Image: Irish singer Sinead O’Connor performs on stage during the Positivus music festival in Salacgriva July 18, 2009. REUTERS/Ints Kalnins/File Photo
By Suzannah Gonzales and Fiona Ortiz
CHICAGO (Reuters) – Irish singer Sinead O’Connor was being sought by Chicago-area police after she was reported missing on Sunday when she did not return from a bicycle ride to where she was staying in the suburb of Wilmette.

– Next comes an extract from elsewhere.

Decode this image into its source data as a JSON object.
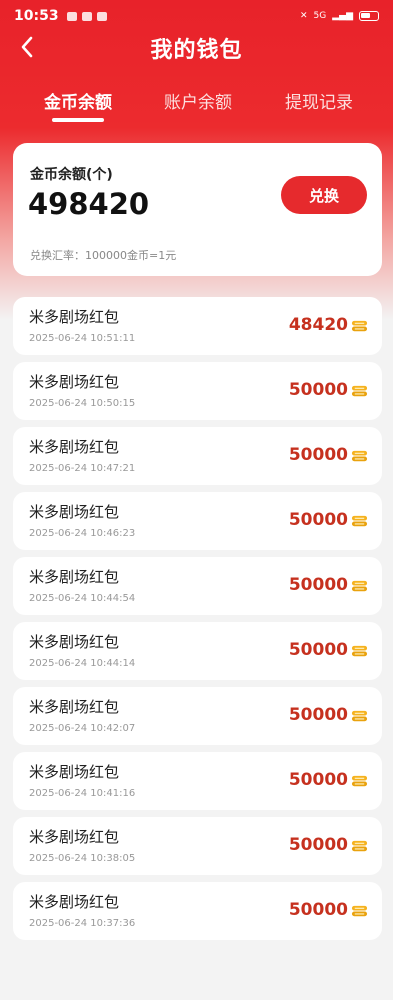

Police in Wilmette said they are “seeking to check the well-being” of the musician, who topped the charts around the world 26 years ago with a cover of Prince’s song “Nothing Compares 2 U.”
O’Connor, 49, reportedly left the Wilmette area for a bicycle ride at 6 a.m. local time on Sunday and has not returned, the police said in a statement. A caller expressed concern for her well-being. Police said they did not know O’Connor’s connection to Wilmette.
Representatives for O’Connor could not immediately be reached for comment.
The singer, who inflamed Catholic sensibilities in 1992 by ripping up a picture of the pope on the TV show “Saturday Night Live,” received medical treatment last November, after a message that she had taken a drug overdose was posted on her Facebook page.
Earlier this month, comedian Arsenio Hall filed a $5 million defamation lawsuit against O’Connor, who accused him of supplying drugs to musician Prince, whose death on April 21 has prompted speculation about an overdose.
O’Connor posted a note on her Facebook page claiming Hall supplied drugs to Prince for years.
Followers on O’Connor’s Facebook page on Sunday and early Monday asked where she was, requested she seek help and call police.
“Sweetheart, please contact someone, and let them know where you are, there are a lot of people worried about you xx,” wrote Victoria Le-Fort.
“If the reports are true that you’re suicidal, please, PLEASE do not take your life. You are … you. Forget the fame and the BS. You’re important because you are you. A human being,” Katie Lear posted.
Other commenters questioned whether her disappearance was a publicity stunt.